When Alex-Li Tandem is 12 years old, his father takes him and his friends Adam and Rubinfine to a wrestling match at the Albert Hall in London. By the end of the evening, the pivotal events of Alex-Li's youth have occurred: he has met Joseph Klein, a boy whose fascination with autographs proves infectious; his friendships with Adam and Rubinfine are cemented; and his father has dropped dead. This is enough action for an entire book, and in fact things slow down dramatically after page 35 of Zadie Smith's sophomore novel The Autograph Man
. When we meet Alex again, he is a grown man, an autograph dealer and devoted slacker, suffering the physical and spiritual after-effects of a three-day romance with a drug called "Superstar." While under its malign influence, Alex has managed to wreck his sports car, alienate his girlfriend Esther, and--possibly--forge the rare autograph of his idol, the 1950s movie star Kitty Alexander. Will his friends save him from the embarrassment of trying to sell this suspect autograph? Will they pull him together in time to perform Kaddish on the 15th anniversary of his father's death?
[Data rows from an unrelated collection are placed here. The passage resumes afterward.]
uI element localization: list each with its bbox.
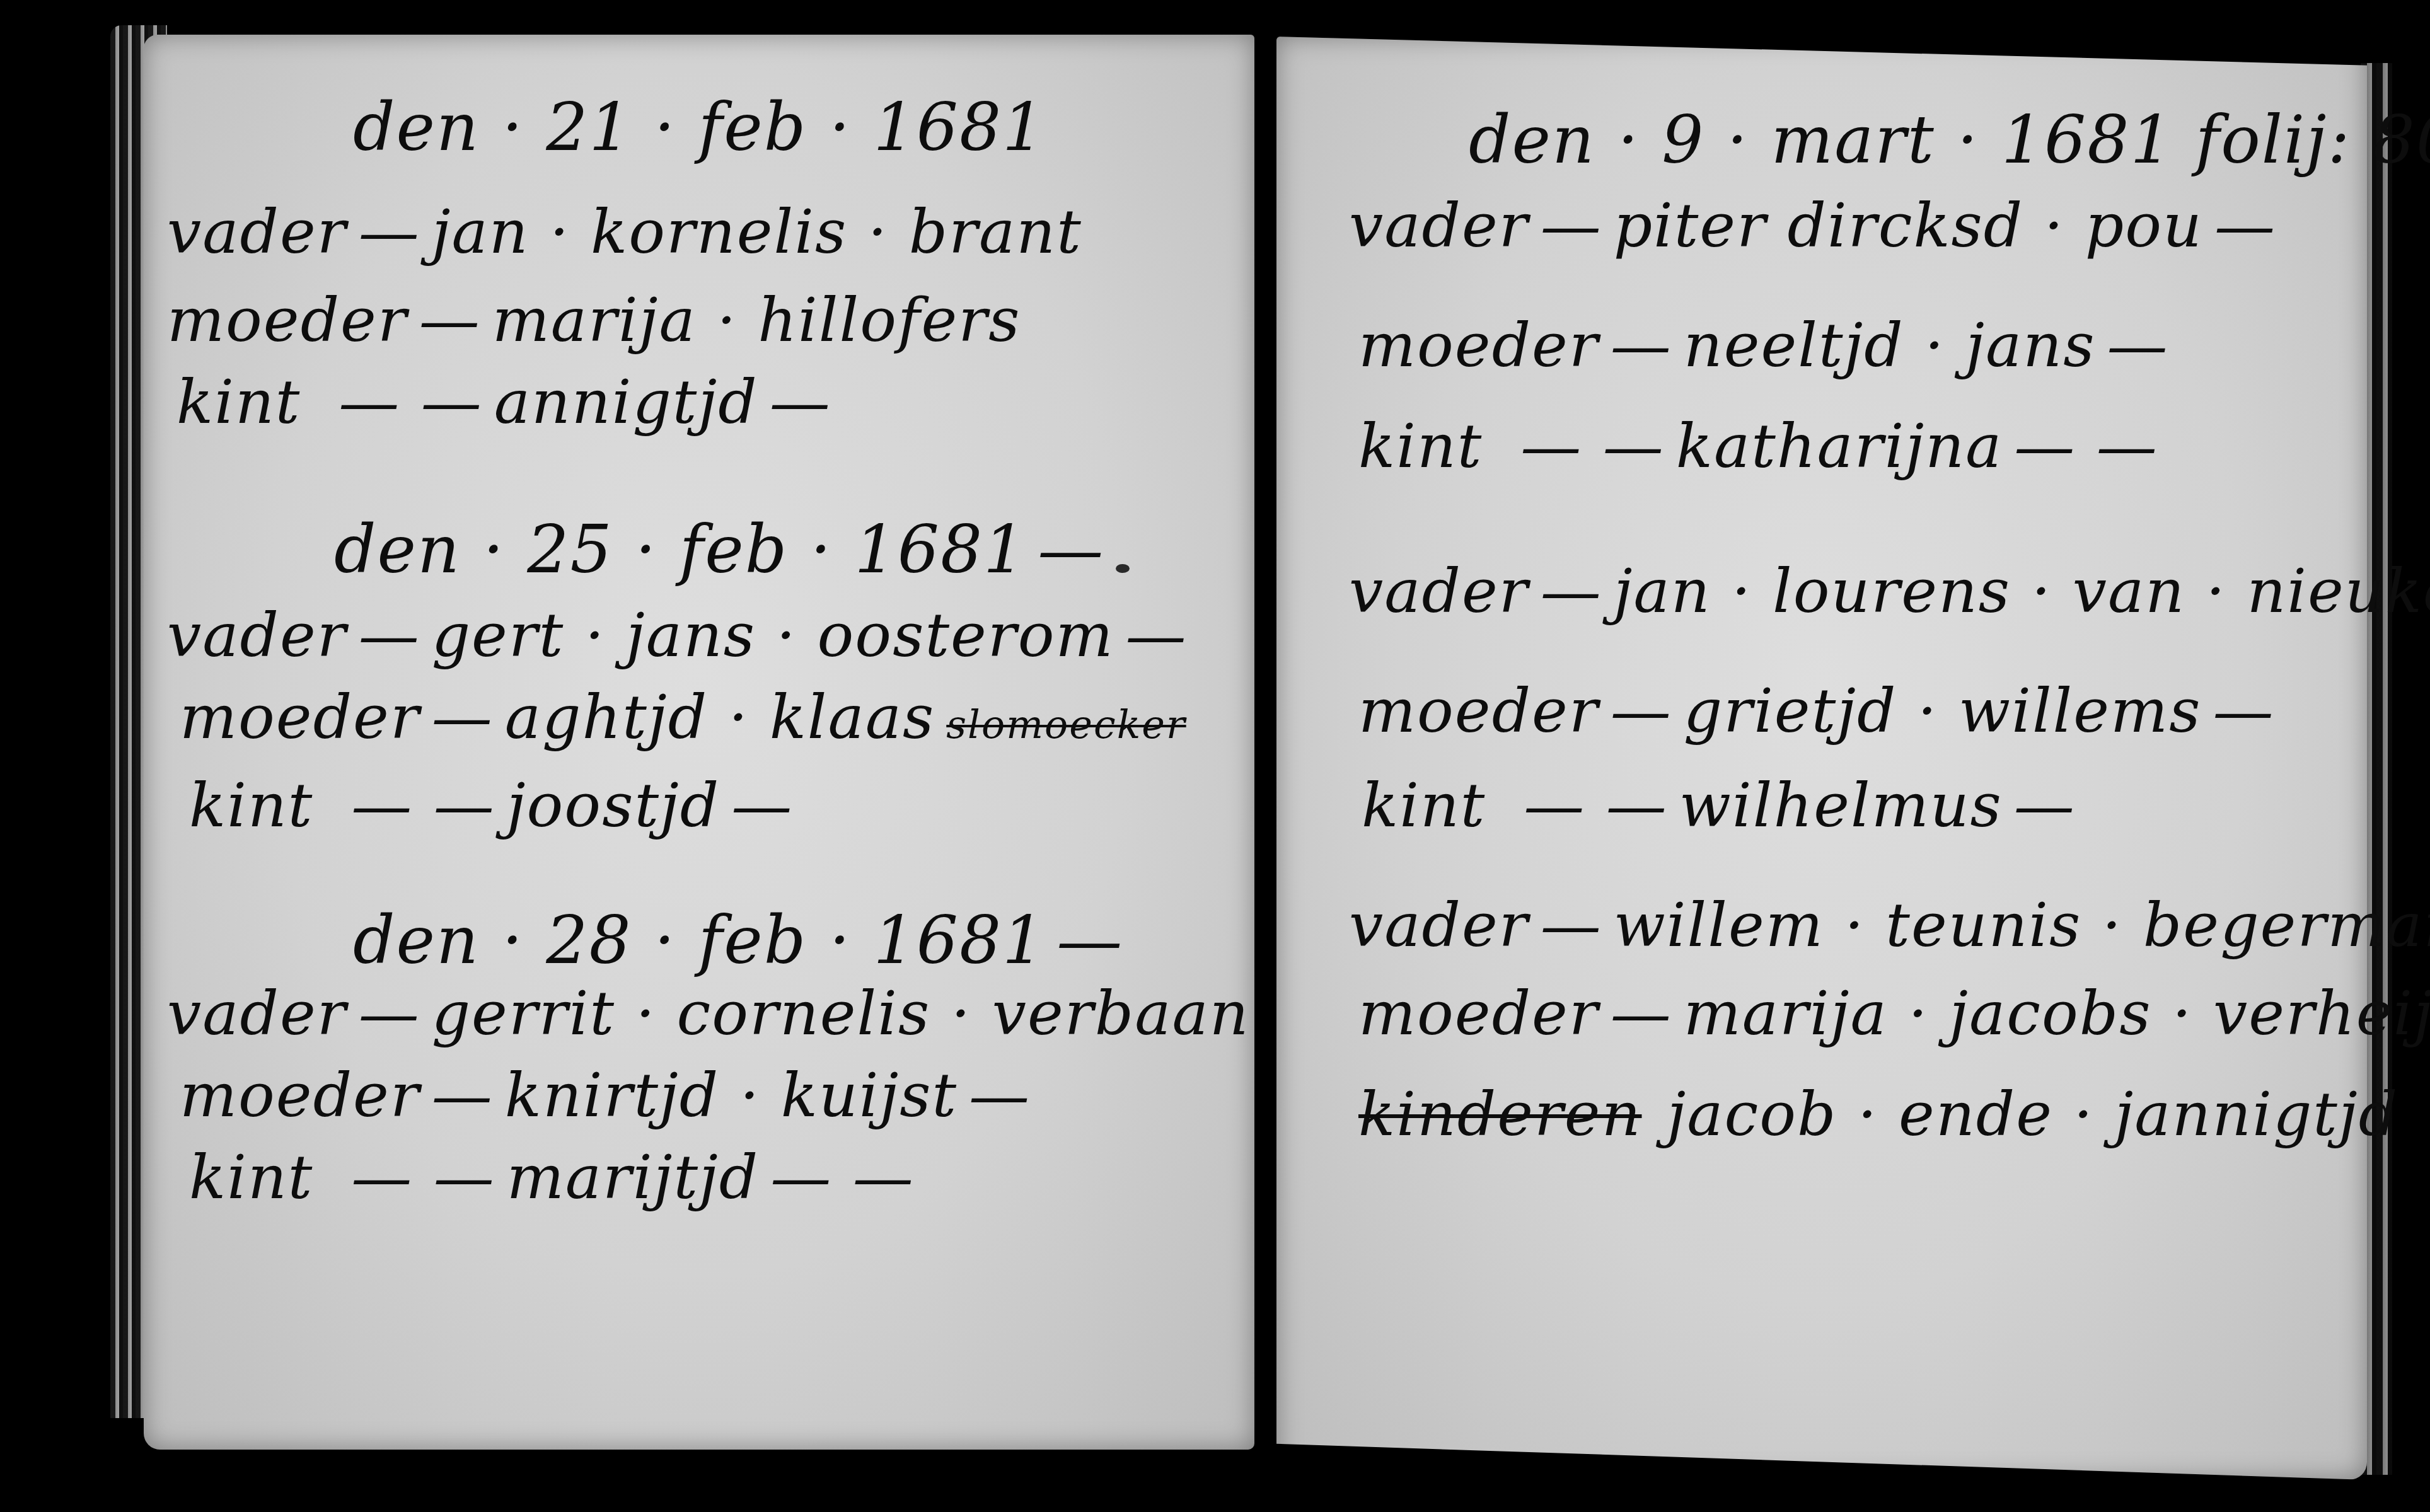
dash: — <box>419 290 481 350</box>
r-entry-2-child-row: kint— —wilhelmus— <box>1362 775 2087 836</box>
mother-name: grietjd · willems <box>1684 676 2202 746</box>
dash: — — <box>1524 775 1668 836</box>
mother-label: moeder <box>1358 681 1599 741</box>
dash: — — <box>351 775 495 836</box>
dash: — <box>1056 908 1123 973</box>
right-header-row: den · 9 · mart · 1681 folij: 80— <box>1469 107 2430 173</box>
date-text: den · 28 · feb · 1681 <box>353 902 1045 979</box>
child-label: kint <box>176 372 301 432</box>
dash: — <box>2213 681 2274 741</box>
child-name: katharijna <box>1676 411 2003 482</box>
father-label: vader <box>1349 895 1529 955</box>
header-date: den · 9 · mart · 1681 <box>1469 101 2173 178</box>
father-label: vader <box>1349 561 1529 621</box>
father-name: piter dircksd · pou <box>1614 190 2203 261</box>
father-name: gert · jans · oosterom <box>432 600 1114 671</box>
father-name: jan · lourens · van · nieukoop <box>1614 556 2430 626</box>
r-entry-3-mother-row: moeder—marija · jacobs · verheij <box>1358 983 2430 1044</box>
entry-1-child-row: kint— —annigtjd— <box>176 372 843 432</box>
mother-label: moeder <box>180 687 420 747</box>
mother-label: moeder <box>1358 983 1599 1044</box>
r-entry-1-father-row: vader—piter dircksd · pou— <box>1349 195 2288 256</box>
entry-2-mother-row: moeder—aghtjd · klaasslomoecker <box>180 687 1186 747</box>
dash: — — <box>2014 416 2158 476</box>
dash: — <box>359 605 420 666</box>
father-label: vader <box>167 202 347 262</box>
entry-3-child-row: kint— —marijtjd— — <box>189 1147 926 1208</box>
dash: — — <box>351 1147 495 1208</box>
entry-3-father-row: vader—gerrit · cornelis · verbaan <box>167 983 1250 1044</box>
child-name: marijtjd <box>507 1142 759 1213</box>
dash: — <box>1541 895 1602 955</box>
mother-name: marija · hillofers <box>492 285 1021 355</box>
entry-2-date: den · 25 · feb · 1681— <box>334 517 1116 582</box>
dash: — — <box>770 1147 915 1208</box>
date-text: den · 25 · feb · 1681 <box>334 511 1026 588</box>
entry-3-date: den · 28 · feb · 1681— <box>353 908 1135 973</box>
dash: — <box>1126 605 1188 666</box>
dash: — <box>432 1065 494 1126</box>
book-gutter <box>1254 25 1276 1487</box>
dash: — <box>731 775 793 836</box>
dash: — — <box>338 372 483 432</box>
mother-name: marija · jacobs · verheij <box>1684 978 2430 1049</box>
folio-number: 80 <box>2373 101 2430 178</box>
father-label: vader <box>167 605 347 666</box>
mother-label: moeder <box>1358 315 1599 376</box>
dash: — <box>432 687 494 747</box>
entry-2-father-row: vader—gert · jans · oosterom— <box>167 605 1199 666</box>
dash: — <box>359 202 420 262</box>
dash: — <box>359 983 420 1044</box>
r-entry-3-father-row: vader—willem · teunis · begerman <box>1349 895 2430 955</box>
dash: — <box>1038 517 1104 582</box>
entry-1-mother-row: moeder—marija · hillofers <box>167 290 1021 350</box>
r-entry-2-father-row: vader—jan · lourens · van · nieukoop <box>1349 561 2430 621</box>
father-label: vader <box>167 983 347 1044</box>
r-entry-2-mother-row: moeder—grietjd · willems— <box>1358 681 2286 741</box>
r-entry-1-child-row: kint— —katharijna— — <box>1358 416 2170 476</box>
child-name: joostjd <box>507 770 720 841</box>
entry-1-date: den · 21 · feb · 1681 <box>353 95 1045 160</box>
dash: — <box>2014 775 2076 836</box>
r-entry-3-child-row: kinderenjacob · ende · jannigtjd <box>1358 1084 2398 1145</box>
mother-label: moeder <box>180 1065 420 1126</box>
child-label: kint <box>1362 775 1486 836</box>
father-label: vader <box>1349 195 1529 256</box>
entry-2-child-row: kint— —joostjd— <box>189 775 804 836</box>
dash: — <box>1611 315 1672 376</box>
entry-3-mother-row: moeder—knirtjd · kuijst— <box>180 1065 1042 1126</box>
child-label: kint <box>189 1147 313 1208</box>
father-name: willem · teunis · begerman <box>1614 890 2430 961</box>
child-label: kint <box>1358 416 1483 476</box>
dash: — <box>1541 561 1602 621</box>
father-name: jan · kornelis · brant <box>432 197 1082 267</box>
dash: — <box>2214 195 2276 256</box>
mother-name: knirtjd · kuijst <box>505 1060 958 1131</box>
mother-label: moeder <box>167 290 408 350</box>
date-text: den · 21 · feb · 1681 <box>353 89 1045 166</box>
mother-note-struck: slomoecker <box>946 701 1186 747</box>
father-name: gerrit · cornelis · verbaan <box>432 978 1250 1049</box>
dash: — <box>2107 315 2168 376</box>
mother-name: neeltjd · jans <box>1684 310 2096 381</box>
dash: — <box>1611 681 1672 741</box>
child-name: wilhelmus <box>1679 770 2003 841</box>
dash: — <box>1611 983 1672 1044</box>
r-entry-1-mother-row: moeder—neeltjd · jans— <box>1358 315 2180 376</box>
dash: — <box>969 1065 1031 1126</box>
child-label: kint <box>189 775 313 836</box>
entry-1-father-row: vader—jan · kornelis · brant <box>167 202 1082 262</box>
child-name: annigtjd <box>494 367 758 437</box>
dash: — <box>1541 195 1602 256</box>
dash: — <box>770 372 831 432</box>
ink-speck <box>1116 564 1130 573</box>
children-names: jacob · ende · jannigtjd <box>1667 1079 2399 1150</box>
dash: — — <box>1520 416 1665 476</box>
mother-name: aghtjd · klaas <box>505 682 935 753</box>
children-label-struck: kinderen <box>1358 1084 1642 1145</box>
folio-label: folij: <box>2196 101 2351 178</box>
Although not as enthralling or politically resonant as White Teeth
, Smith's hallowed debut, The Autograph Man
amply demonstrates her ability to juggle several main characters, several themes, and a host of plots and subplots, with the occasional purely comic episode thrown up in the air beside them like a chainsaw or a cheesecake. Readers will want to step away to a safe distance during the chaotic final scenes. --Regina Marler
From Publishers Weekly
Smith's eagerly awaited second novel begins with a bang, but rapidly loses momentum, slipping from tragicomedy to rather overdetermined farce. The introductory set piece is panoramically sock-o in the best Martin Amis tradition, taking us from Doctor Li-Jin Tandem's outing with his son's friends to see a wrestling match in Albert Hall to his sudden death from a massive stroke. Fifteen years to the week later, Li-Jin's son, Alex, is being pressed by his friends, Adams Jacobs and Joseph Klein, to say Kaddish for his dad. Alex is an autograph trader and obsessive egotist. Over the course of the week, he wrecks his car on an acid trip, goes to New York in quest of the legendary retired actress Kitty Alexander, frees her from her mad manager (who promptly announces her death to the papers, thus inflating the value of her signature) and gets his girlfriend Esther, Adam's sister, angry enough that she suspends their relationship. Smith paints portraits of a very multiculti Judaism: Adam, for instance, is a black Jew, while Alex is a disbelieving Chinese one. Adam's kabbalistic interests are supposed to operate in Smith's text the way Homer's poem operated in Ulysses, giving it a mythic dimension, but the big theme of Jewishness feels tacked on, like a marquee advertising a former attraction. Smith's pen portraits of the shabby, yobbish autograph trading circle are intermittently funny, but her prose is so busy being clever that the laughter never builds. This is disappointing but, even with its faults, the novel points to a literary talent of a high order.